Both sides might dispute the cash figures being thrown around in this argument, but for us, the key word is consent. Because without consent in the hearts and minds of the British people – or any other nationality in any country in the world, for that matter – then the right actions by populations for sustainability will at best be done half-heartedly and at worst not be done at all.
But here’s our challenge to all the major voices on all sides of this particular argument: if you’re going to maintain consent, then simplify the language of sustainability so that people know what they’re consenting to. Time and again in our production of The Green Edge, we find new terms being introduced, some of which confuse, conflict or even contradict previous terms. 7R’s of Sustainability? Or perhaps 10? We’ve commented on that previously. And that’s before we even start to bring in terms like offsetting, sequestration, conscious consumerism, doughnut economics, biodiversity, climate mitigation, triple bottom line, and even net zero itself. There are lots of glossaries, of course, but how many people are seriously going to read those? Again, in recent conversations, we’ve listened to people on the coalface of green happenings say the same thing, that the language needs to be simplified for presentation to (forgive us if this sounds elitist and arrogant) the common folk.
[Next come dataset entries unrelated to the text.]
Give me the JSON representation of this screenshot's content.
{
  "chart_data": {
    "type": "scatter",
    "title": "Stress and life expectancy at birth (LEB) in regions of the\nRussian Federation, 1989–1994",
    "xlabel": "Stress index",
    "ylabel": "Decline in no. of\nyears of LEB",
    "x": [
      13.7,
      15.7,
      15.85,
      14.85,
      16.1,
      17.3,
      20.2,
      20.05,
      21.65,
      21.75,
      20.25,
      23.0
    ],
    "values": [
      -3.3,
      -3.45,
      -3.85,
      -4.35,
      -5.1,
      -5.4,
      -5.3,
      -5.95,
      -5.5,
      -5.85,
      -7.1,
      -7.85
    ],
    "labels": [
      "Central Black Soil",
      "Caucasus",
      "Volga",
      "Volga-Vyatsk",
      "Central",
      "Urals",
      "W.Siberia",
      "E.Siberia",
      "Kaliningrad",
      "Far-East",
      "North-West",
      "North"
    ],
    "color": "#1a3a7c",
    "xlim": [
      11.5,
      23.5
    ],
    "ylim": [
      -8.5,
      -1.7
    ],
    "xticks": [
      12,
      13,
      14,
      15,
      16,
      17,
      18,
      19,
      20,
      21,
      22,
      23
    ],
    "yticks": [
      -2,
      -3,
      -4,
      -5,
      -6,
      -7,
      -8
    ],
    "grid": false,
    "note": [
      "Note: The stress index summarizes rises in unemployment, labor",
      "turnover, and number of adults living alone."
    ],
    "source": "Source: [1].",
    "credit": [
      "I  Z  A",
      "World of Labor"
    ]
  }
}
One prime example here is the Circular Economy (CE). For those who haven’t taken the trouble to delve into the fine work of the MacArthur Foundation, what does CE mean? Seven bins? Actually, there’s a more frustrating undertone to this: through a range of factors, even in the minds of many who may be familiar with the concept, CE equals Recycling. No, no, no! Those versed in CE will tell you that recycling is circular pond life. Meanwhile the repair sector, a higher life form, is – as the Chartered Institution of Wastes Management (CIWM) tells us in its highly-readable report Beyond Waste: Essential Skills for a Greener Tomorrow – largely run by volunteers while being in big need of industrialisation, with all the support for the right to repair that entails. Shouldn’t everyone be made aware of that?
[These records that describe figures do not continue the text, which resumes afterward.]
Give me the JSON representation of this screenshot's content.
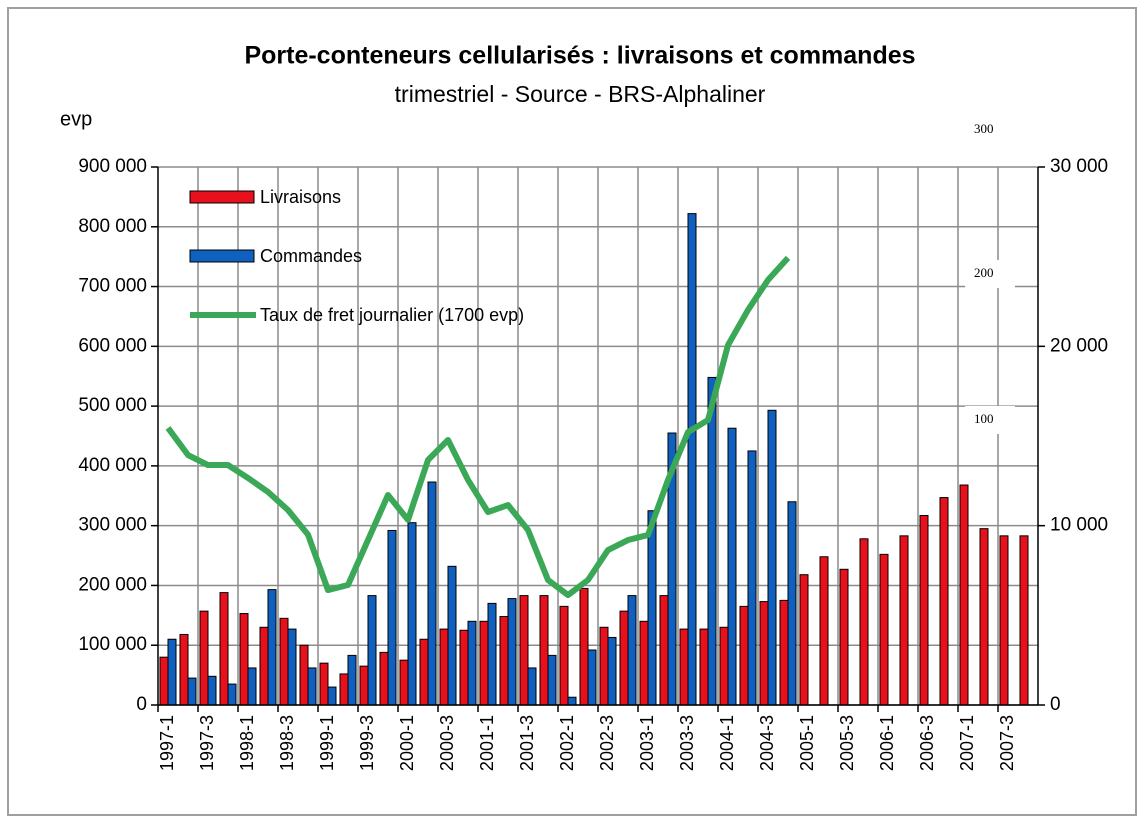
{
  "chart_data": {
    "type": "bar",
    "title": "Porte-conteneurs cellularisés : livraisons et commandes",
    "subtitle": "trimestriel - Source - BRS-Alphaliner",
    "y_label": "evp",
    "annotations": [
      "300",
      "200",
      "100"
    ],
    "categories": [
      "1997-1",
      null,
      "1997-3",
      null,
      "1998-1",
      null,
      "1998-3",
      null,
      "1999-1",
      null,
      "1999-3",
      null,
      "2000-1",
      null,
      "2000-3",
      null,
      "2001-1",
      null,
      "2001-3",
      null,
      "2002-1",
      null,
      "2002-3",
      null,
      "2003-1",
      null,
      "2003-3",
      null,
      "2004-1",
      null,
      "2004-3",
      null,
      "2005-1",
      null,
      "2005-3",
      null,
      "2006-1",
      null,
      "2006-3",
      null,
      "2007-1",
      null,
      "2007-3",
      null
    ],
    "series": [
      {
        "name": "Livraisons",
        "color": "#e8101a",
        "type": "bar",
        "values": [
          80000,
          118000,
          157000,
          188000,
          153000,
          130000,
          145000,
          100000,
          70000,
          52000,
          65000,
          88000,
          75000,
          110000,
          127000,
          125000,
          140000,
          148000,
          183000,
          183000,
          165000,
          195000,
          130000,
          157000,
          140000,
          183000,
          127000,
          127000,
          130000,
          165000,
          173000,
          175000,
          218000,
          248000,
          227000,
          278000,
          252000,
          283000,
          317000,
          347000,
          368000,
          295000,
          283000,
          283000
        ]
      },
      {
        "name": "Commandes",
        "color": "#1060c0",
        "type": "bar",
        "values": [
          110000,
          45000,
          48000,
          35000,
          62000,
          193000,
          127000,
          62000,
          30000,
          83000,
          183000,
          292000,
          305000,
          373000,
          232000,
          140000,
          170000,
          178000,
          62000,
          83000,
          13000,
          92000,
          113000,
          183000,
          325000,
          455000,
          822000,
          548000,
          463000,
          425000,
          493000,
          340000,
          null,
          null,
          null,
          null,
          null,
          null,
          null,
          null,
          null,
          null,
          null,
          null
        ]
      },
      {
        "name": "Taux de fret journalier (1700 evp)",
        "color": "#3aa856",
        "type": "line",
        "axis": "y2",
        "values": [
          15450,
          13940,
          13380,
          13380,
          12660,
          11880,
          10870,
          9500,
          6410,
          6690,
          9200,
          11710,
          10320,
          13660,
          14780,
          12550,
          10760,
          11150,
          9760,
          6970,
          6130,
          6970,
          8640,
          9200,
          9480,
          12550,
          15220,
          15890,
          20070,
          22030,
          23700,
          24930,
          null,
          null,
          null,
          null,
          null,
          null,
          null,
          null,
          null,
          null,
          null,
          null
        ]
      }
    ],
    "ylim": [
      0,
      900000
    ],
    "yticks": [
      0,
      {
        "value": 100000,
        "label": "100 000"
      },
      {
        "value": 200000,
        "label": "200 000"
      },
      {
        "value": 300000,
        "label": "300 000"
      },
      {
        "value": 400000,
        "label": "400 000"
      },
      {
        "value": 500000,
        "label": "500 000"
      },
      {
        "value": 600000,
        "label": "600 000"
      },
      {
        "value": 700000,
        "label": "700 000"
      },
      {
        "value": 800000,
        "label": "800 000"
      },
      {
        "value": 900000,
        "label": "900 000"
      }
    ],
    "y2lim": [
      0,
      30000
    ],
    "y2ticks": [
      0,
      {
        "value": 10000,
        "label": "10 000"
      },
      {
        "value": 20000,
        "label": "20 000"
      },
      {
        "value": 30000,
        "label": "30 000"
      }
    ],
    "grid": true,
    "legend": "top-left"
  }
}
Finally, on to the second point from Sunak that struck us. Several times in the press conference, he referred to ‘a change in the way we do politics’. And on this point, regardless of whether he’s being sincere or not, we wholeheartedly agree – though not necessarily in the way he might want us to. Forgive us a moment of emotive language, but the effort required to achieve sustainability in the UK and across the world is a war against forces that could – could – destroy our planet. In times of war, politics get put aside. At least part of what we have seen in the announcement and its aftermath over this last week or so is an undoing of much of Sunak’s predecessors’ efforts toward political survival or political capital. Put bluntly – and again, this is something we have heard said in recent conversations – sustainability is too important to be in the hands of politicians.
Rishi Sunak and his government may not survive this. At some time before 25 days have elapsed from the final date of the dissolution of the current Parliament on 17 December 2024, a new government may be handed enough rope to hang itself on the scaffold of Net Zero. Or perhaps, by then, Rishi Sunak has had the guts to take the politics out of sustainability, gained the consent of an informed and understanding British public, and found a way to appease the wheels of industry currently fuming at the sand he’s just thrown down. He may even consider the formation of a separate Net Zero Authority with a mandate for jobs and skills, and programme and policy coordination, along the lines of the one that seems to be crystallising in Australia. Who knows, perhaps heading up something like that might even his first post-PM job.
Whatever the outcome, The Green Edge has no immediate plans to do anything other than keep watching.